Groove Toolbox

ISMIR 2020 paper on drum pattern analysis

Posted by Alejandro Delgado on November 06, 2020 · 5 mins read

Here we take a look at a lovely paper by Fred Bruford et al. that presents and evaluates a set of engineered features for drum pattern analysis in the symbolic domain1.

It gathers both new and pre-existing features in literature, grouped in rhythm features, similarity metrics, and microtiming features. The final toolbox, written in Python, is evaluated on drum loop similarity perception experiments, where the authors are able to find significant correlations between feature values and similarity scores.

Toolbox

The Groove Toolbox is a comprehensive framework for modelling perceptual qualities of drum loops in the symbolic domain. It builds on previous research on drum loop analysis and, while not studying data-driven approaches yet, it provides a cohesive and interpretable set of perceptually motivated features.

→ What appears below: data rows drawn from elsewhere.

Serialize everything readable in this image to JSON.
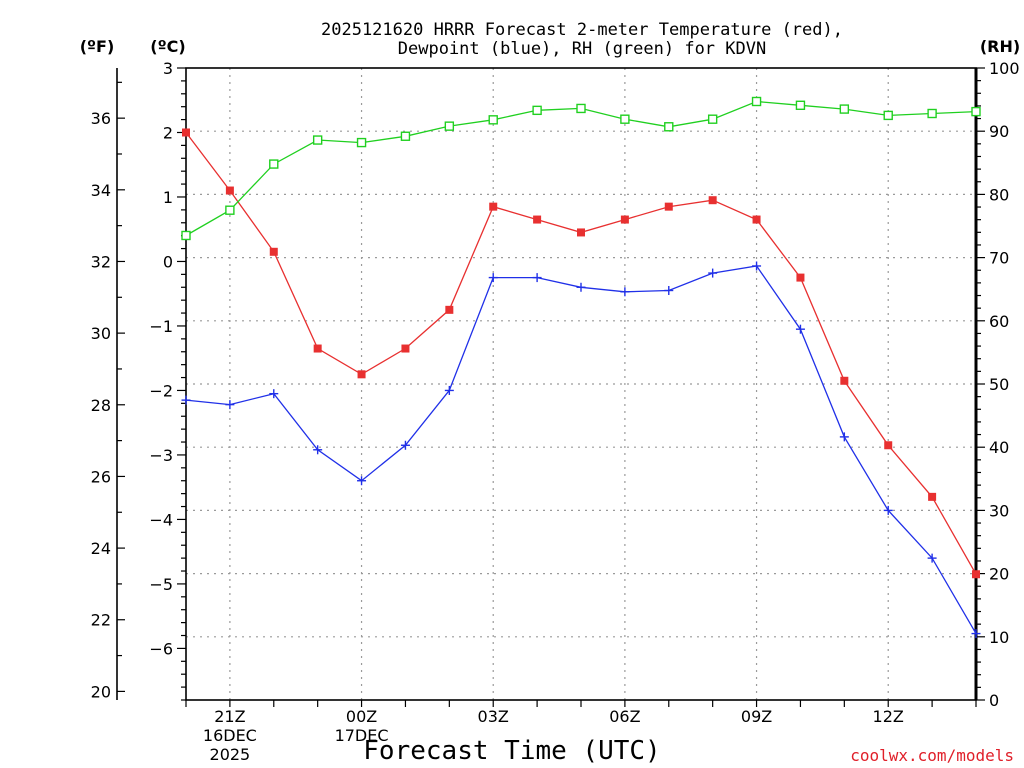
{
  "chart_data": {
    "type": "line",
    "title_lines": [
      "2025121620 HRRR Forecast 2-meter Temperature (red),",
      "Dewpoint (blue), RH (green) for KDVN"
    ],
    "left_unit_f": "(ºF)",
    "left_unit_c": "(ºC)",
    "right_unit": "(RH)",
    "xlabel": "Forecast Time (UTC)",
    "credit": "coolwx.com/models",
    "x_hours": [
      20,
      21,
      22,
      23,
      24,
      25,
      26,
      27,
      28,
      29,
      30,
      31,
      32,
      33,
      34,
      35,
      36,
      37,
      38
    ],
    "x_range": [
      20,
      38
    ],
    "x_ticks": [
      {
        "x": 21,
        "lines": [
          "21Z",
          "16DEC",
          "2025"
        ]
      },
      {
        "x": 24,
        "lines": [
          "00Z",
          "17DEC"
        ]
      },
      {
        "x": 27,
        "lines": [
          "03Z"
        ]
      },
      {
        "x": 30,
        "lines": [
          "06Z"
        ]
      },
      {
        "x": 33,
        "lines": [
          "09Z"
        ]
      },
      {
        "x": 36,
        "lines": [
          "12Z"
        ]
      }
    ],
    "celsius_range": [
      -6.8,
      3.0
    ],
    "celsius_ticks": [
      "3",
      "2",
      "1",
      "0",
      "−1",
      "−2",
      "−3",
      "−4",
      "−5",
      "−6"
    ],
    "fahrenheit_ticks": [
      "36",
      "34",
      "32",
      "30",
      "28",
      "26",
      "24",
      "22",
      "20"
    ],
    "rh_range": [
      0,
      100
    ],
    "rh_ticks": [
      "100",
      "90",
      "80",
      "70",
      "60",
      "50",
      "40",
      "30",
      "20",
      "10",
      "0"
    ],
    "series": [
      {
        "name": "Temperature",
        "units": "C",
        "color": "#e83030",
        "marker": "filled-square",
        "values": [
          2.0,
          1.1,
          0.15,
          -1.35,
          -1.75,
          -1.35,
          -0.75,
          0.85,
          0.65,
          0.45,
          0.65,
          0.85,
          0.95,
          0.65,
          -0.25,
          -1.85,
          -2.85,
          -3.65,
          -4.85
        ]
      },
      {
        "name": "Dewpoint",
        "units": "C",
        "color": "#2030e8",
        "marker": "plus",
        "values": [
          -2.15,
          -2.22,
          -2.05,
          -2.92,
          -3.4,
          -2.85,
          -2.0,
          -0.25,
          -0.25,
          -0.4,
          -0.47,
          -0.45,
          -0.18,
          -0.07,
          -1.05,
          -2.72,
          -3.86,
          -4.6,
          -5.77
        ]
      },
      {
        "name": "RH",
        "units": "%",
        "color": "#20d020",
        "marker": "open-square",
        "values": [
          73.5,
          77.5,
          84.8,
          88.6,
          88.2,
          89.2,
          90.8,
          91.8,
          93.3,
          93.6,
          91.9,
          90.7,
          91.9,
          94.7,
          94.1,
          93.5,
          92.5,
          92.8,
          93.1
        ]
      }
    ]
  }
}
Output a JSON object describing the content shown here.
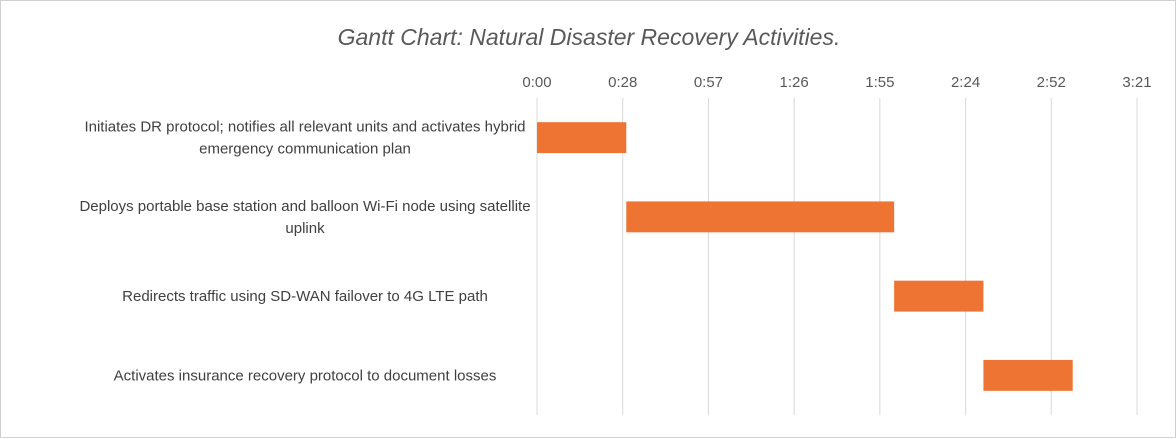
{
  "chart_data": {
    "type": "bar",
    "orientation": "horizontal",
    "title": "Gantt Chart: Natural Disaster Recovery Activities.",
    "xlabel": "",
    "ylabel": "",
    "x_ticks": [
      "0:00",
      "0:28",
      "0:57",
      "1:26",
      "1:55",
      "2:24",
      "2:52",
      "3:21"
    ],
    "xlim_minutes": [
      0,
      201.6
    ],
    "grid": true,
    "legend": "none",
    "bar_color": "#ED7432",
    "categories": [
      [
        "Initiates DR protocol; notifies all relevant units and activates hybrid",
        "emergency communication plan"
      ],
      [
        "Deploys portable base station and balloon Wi-Fi node using satellite",
        "uplink"
      ],
      [
        "Redirects traffic using SD-WAN failover to 4G LTE path"
      ],
      [
        "Activates insurance recovery protocol to document losses"
      ]
    ],
    "series": [
      {
        "start_minutes": [
          0,
          30,
          120,
          150
        ],
        "duration_minutes": [
          30,
          90,
          30,
          30
        ]
      }
    ]
  }
}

The authors decided to implement those pre-existing algorithms that were proven to be perceptually relevant and that could handle different onset velocities. They also introduced four microtiming features and two similarity models. These similarity models are the fuzzy hamming distance, a variant of the hamming distance that accounts for minimal onset deviations, and a new structural similarity metric based on a transformation model2 that removes ghost notes and ornamentations to facilitate modelling.

Table.

List of features and similarity measures currently implemented in the GrooveToolbox. New features are in bold.

Evaluation

The evaluation was carried out using a study derived from a listener study on drum loop similarity3. That study used a set of drum loop templates from FXpansion’s BFD3, whose raw (unquantised) information allows the use of microtiming features. It collected similarity scores from 21 participants on 80 pairs of drum loops.

After the correlation study, the authors found that drum loop similarity models built upon similarity metrics (baseline) performed best when combined with rhythm and microtiming features. Also, the new structural similarity metric alone (r=0.65, p=6.1e-11) performs better than the standard Hamming distance (r=0.59, p=9.7e-9). The fuzzy hamming distance, on the other hand, did not perform better than the standard one (r=0.56, p=6.1e-8).

Figure.

Model performance as R-squared value for rhythm R feature set, microtiming MT feature set, structural similarity feature SS and all three combined for each participant. The best performance is found when the three are combined.

Relevance

Extracting features from drum loops is an important yet relatively underexplored topic in MIR. Today, practically all commercial drum libraries include loop templates ready for the user to use and edit. There also exist datasets with a large number of these templates like the Groove MIDI Dataset4, ready to be imported to virtual instruments.

The features in this toolbox provide a quick and easy way to query drum loops that are perceptually similar to a target loop without one needing to explore the dataset manually. And, of course, this target loop could also be an automatic transcription of a drum performance or even a vocal imitation (beatboxing) performance. Such systems would allow music producers to quickly explore alternative drum loops for their compositions in an efficient and reliable way.

References

  1. Bruford, F., Lartillot, O., McDonald, S., & Sandler, M. “Multidimensional similarity modelling of complex drum loops using the GrooveToolbox”, In Proceedings of the 21st Conference of the International Society for Music Information Retrieval (ISMIR), 2020. 

  2. Sioros, G., Davies, M. E., & Guedes, C. “A generative model for the characterization of musical rhythms.”, Journal of New Music Research, 2018 

  3. Bruford, F., Barthet, M., McDonald, S., & Sandler, M. “Modelling Musical Similarity for Drum Patterns: A Perceptual Evaluation.” In Proceedings of the 14th International Audio Mostly Conference: A Journey in Sound, 2019. 

  4. Gillick, J., Roberts, A., Engel, J., Eck, D., & Bamman, D. “Learning to groove with inverse sequence transformations.”, arXiv preprint arXiv:1905.06118, 2019.